When I was married, my partner and I had a clear delineation of chores: He handled the outside world and I handled the inside. This meant I cooked meals for the family, until one Father’s Day, when I bought him (us) a gas grill. Suddenly, I didn’t have to cook dinner every summer night. I still did the grocery shopping and prepped the food, but he was the one who had to tend the grill while I relaxed (aka parented our two small children).
I knew that grilling couldn’t be too hard. If you can drink a beer and chat with your friends and still manage not to poison your guests, it can’t be rocket science. But I had learned helplessness regarding the grill. If I never learned how it worked or even how to turn it on, I never had to take on one more household task.
When we divorced, we didn’t fight over who got what in terms of objects in the house. I got the majority of the kitchen stuff since I actually knew how to use it, and, likewise, he had the first pick of the outdoor gear. He took the grill and I didn’t miss it.
I hardly cooked at all in the first couple years following my divorce; I didn’t have much of an appetite due to stress. Sometimes people brought me food. I never much felt like making my own dinner after making meals for my (very particular) children, so I often settled for cheese and crackers or their leftovers. Less cooking meant less cleaning up, which suited me in my overworked state.
Then I had a conversation that would change my life. I was visiting my sister and brother-in-law with a boyfriend and I noticed they had the same grill I used to own. I watched my brother-in-law make burgers and thought, I can do that. After all, I’d already learned how to do many new things in the two years since my divorce.
The boyfriend tried to dissuade me, saying I could just come over to his house, where his identical grill lived, and eat food he’d cook for me. When he dumped me the next day—confusing, given the grill convo—I bought the grill for myself as a birthday present (yes, he did break up with me the week of my birthday).
I listened to Glennon Doyle and Brené Brown podcasts to psych myself up while I assembled the grill, concerned I would do it wrong and blow up my deck. I didn’t. I rolled it outside, correctly hooked up the propane, and flipped through the manual, deciding on the inaugural dish. I would grill something easy, something just for me. The manual had instructions for how hot to set the grill, how long to cook various meats and veggies, and the internal temperature meat should reach so it’s safe to eat. That’s it? That’s the extent of what grilling is? Yep. It’s that easy.
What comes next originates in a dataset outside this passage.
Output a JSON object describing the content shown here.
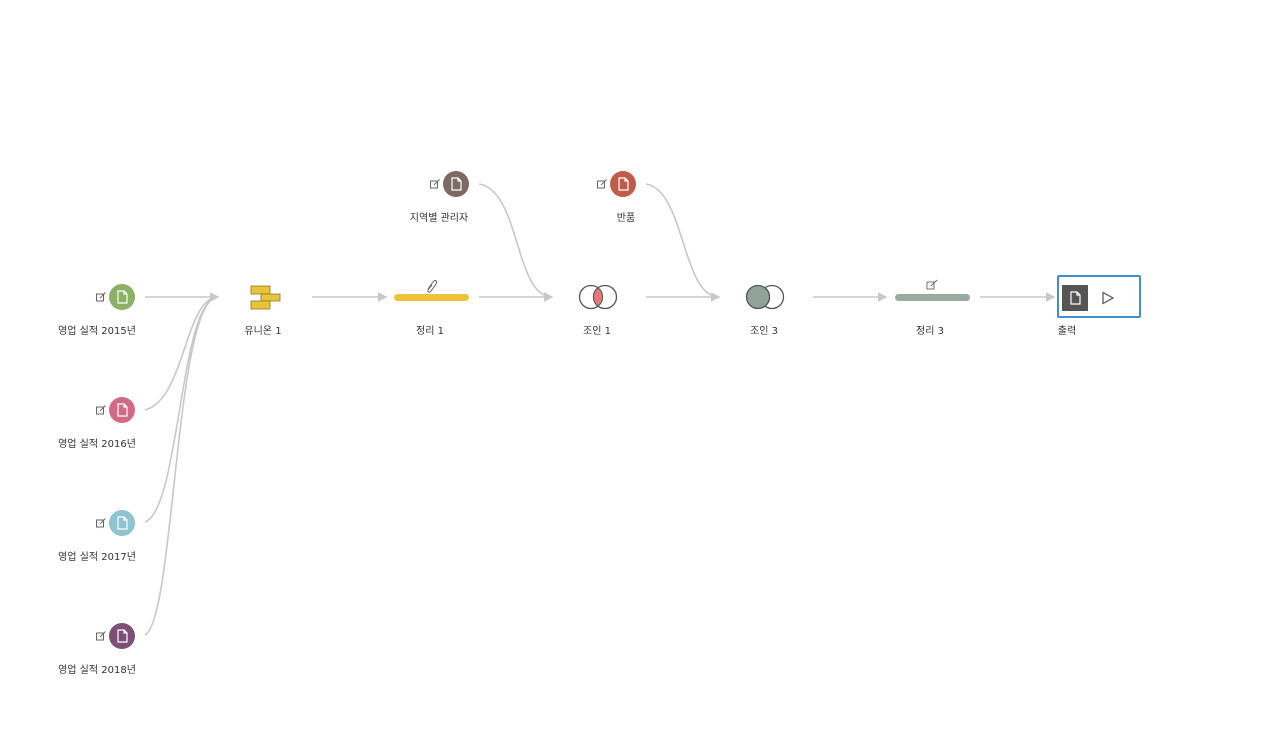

The first thing I made was a batch of cheeseburgers. One out of two children tried them. They were great. I didn’t do anything fancy; I didn’t spend hours chopping and marinating. I did almost no recipe research. I went on to make chicken, steak, corn on the cob, and grilled veggies, among other experiments. I noticed that in the warmer months I was motivated to eat more complex, nutritive meals, featuring lean meats (prepared without a lot of oil) and lots of veggies, which I do generally like but which tasted even better cooked over a flame. Everything turned out super, so long as I followed the rules of the grill.
Now, like anything, you can complicate things if you want to. There are people who compose masterpieces on their grill grates, spend hours on the perfect blend of spices, and claim that it takes a certain innate finesse to succeed at becoming a true grill master. I call male BS. You start the grill. Let it heat. Put the food on it. Set a timer (probably five minutes). Beep. Flip. Beep. Check temp. Repeat as necessary. Serve. Eat. There are no pots and pans to scour afterwards. Just brush the grill (highly satisfying) and wash the dishes.
I shouldn’t feel so accomplished for conquering something so easy, but perhaps realizing how simple it can be is the accomplishment in itself. There are enough areas of life that require the aid of another person or a special set of skills to achieve. With grilling, victory came with realizing that I just needed to read the manual and do it myself.